C'était il y a 60 ans, le 18 mars 1962, la France et le gouvernement provisoire de la République algérienne signaient les accords d'Évian et la fin de la guerre d'Algérie, synonyme de début de l'enfer pour les harkis. Ces combattants algériens s'étaient battus sous les drapeaux tricolores. 90.000 d'entre eux sont parvenus à rejoindre la France, mais au prix de nombreux sacrifices. Un texte de loi adopté le mois dernier reconnaît un accueil indigne des harkis et prévoit même des réparations allant de 2.000 à 15.000 euros. Mais pour leurs descendants, les plaies sont encore ouvertes.
Le traitement inhumain réservé aux harkis
Pour Mohamed et sa famille, la guerre d'Algérie ne s'est pas arrêtée le 19 mars 1962. "Nous avons subi la plus grande trahison de l'histoire", a-t-il dénoncé. Son père a été placé en détention pendant six ans et lui était désigné comme le fils du traître. "C'est le début du calvaire des harkis. Dans nos villages, on était battus. J'ai pris les plus grosses roustes de ma vie en tant qu'enfant. On me prenait un bout de bras et on me jetait. Des coups, des humiliations, des brimades. C'était quotidien."
Profitant d'une permission en 1968, la famille s'enfuit et échappe à plusieurs embuscades. Arrivé en France, Mohamed se retrouve enfermé dans le camp de Bias, dans le Lot-et-Garonne. "On pensait quand même qu'on allait retrouver une tranquillité, une certaine reconnaissance, mais le camp de Bias, c'était l'enfer", a-t-il confessé. "On était à peu près 1.200. Il y avait d'énormes barrières de sept mètres de haut sur deux mètres de large, doublés de fils de fer barbelés.

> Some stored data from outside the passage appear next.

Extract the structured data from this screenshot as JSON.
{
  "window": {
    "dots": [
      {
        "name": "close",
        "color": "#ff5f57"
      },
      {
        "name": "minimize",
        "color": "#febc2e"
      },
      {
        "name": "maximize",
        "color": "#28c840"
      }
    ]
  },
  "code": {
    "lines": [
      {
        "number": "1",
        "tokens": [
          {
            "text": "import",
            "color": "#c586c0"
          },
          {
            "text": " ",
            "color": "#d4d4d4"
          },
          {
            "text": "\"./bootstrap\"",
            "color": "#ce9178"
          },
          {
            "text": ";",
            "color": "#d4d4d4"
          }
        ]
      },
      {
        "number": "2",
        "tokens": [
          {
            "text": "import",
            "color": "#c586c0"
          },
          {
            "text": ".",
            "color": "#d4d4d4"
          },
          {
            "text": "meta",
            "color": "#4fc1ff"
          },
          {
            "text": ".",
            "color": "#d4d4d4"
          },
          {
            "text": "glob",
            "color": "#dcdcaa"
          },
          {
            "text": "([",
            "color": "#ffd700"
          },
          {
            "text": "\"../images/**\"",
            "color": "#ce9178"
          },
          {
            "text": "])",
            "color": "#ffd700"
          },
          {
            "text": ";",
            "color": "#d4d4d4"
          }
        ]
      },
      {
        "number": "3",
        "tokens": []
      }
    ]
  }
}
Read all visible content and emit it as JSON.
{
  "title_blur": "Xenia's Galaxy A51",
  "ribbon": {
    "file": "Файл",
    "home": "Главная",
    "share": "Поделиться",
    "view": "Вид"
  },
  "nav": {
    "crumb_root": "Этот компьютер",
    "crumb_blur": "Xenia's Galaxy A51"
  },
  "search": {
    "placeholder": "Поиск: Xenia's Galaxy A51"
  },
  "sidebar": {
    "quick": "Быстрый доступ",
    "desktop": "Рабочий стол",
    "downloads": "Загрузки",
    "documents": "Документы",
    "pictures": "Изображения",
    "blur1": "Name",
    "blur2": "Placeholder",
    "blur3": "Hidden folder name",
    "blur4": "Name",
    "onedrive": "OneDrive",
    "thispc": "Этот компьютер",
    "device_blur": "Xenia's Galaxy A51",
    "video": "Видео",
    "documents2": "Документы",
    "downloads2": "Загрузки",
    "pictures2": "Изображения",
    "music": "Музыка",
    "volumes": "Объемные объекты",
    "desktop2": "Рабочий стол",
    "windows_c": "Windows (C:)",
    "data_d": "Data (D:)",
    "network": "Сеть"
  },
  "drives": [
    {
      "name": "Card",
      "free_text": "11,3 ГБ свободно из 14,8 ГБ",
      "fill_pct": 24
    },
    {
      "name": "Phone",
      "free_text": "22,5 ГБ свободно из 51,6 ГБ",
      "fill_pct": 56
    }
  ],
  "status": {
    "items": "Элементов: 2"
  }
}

Vous ne pouviez ni entrer ni sortir sans autorisation".
Aujourd'hui, après avoir passé 34 ans à l'armée, Mohamed défend, avec son association Génération harkis, la mémoire de ces Français mis de côté, déscolarisés. Le portrait de son papa trône dans son salon. Il lui a promis sur sa tombe qu'il se battrait jusqu'au bout. Et pour lui, la loi de réparation du gouvernement est très loin d'être à la hauteur.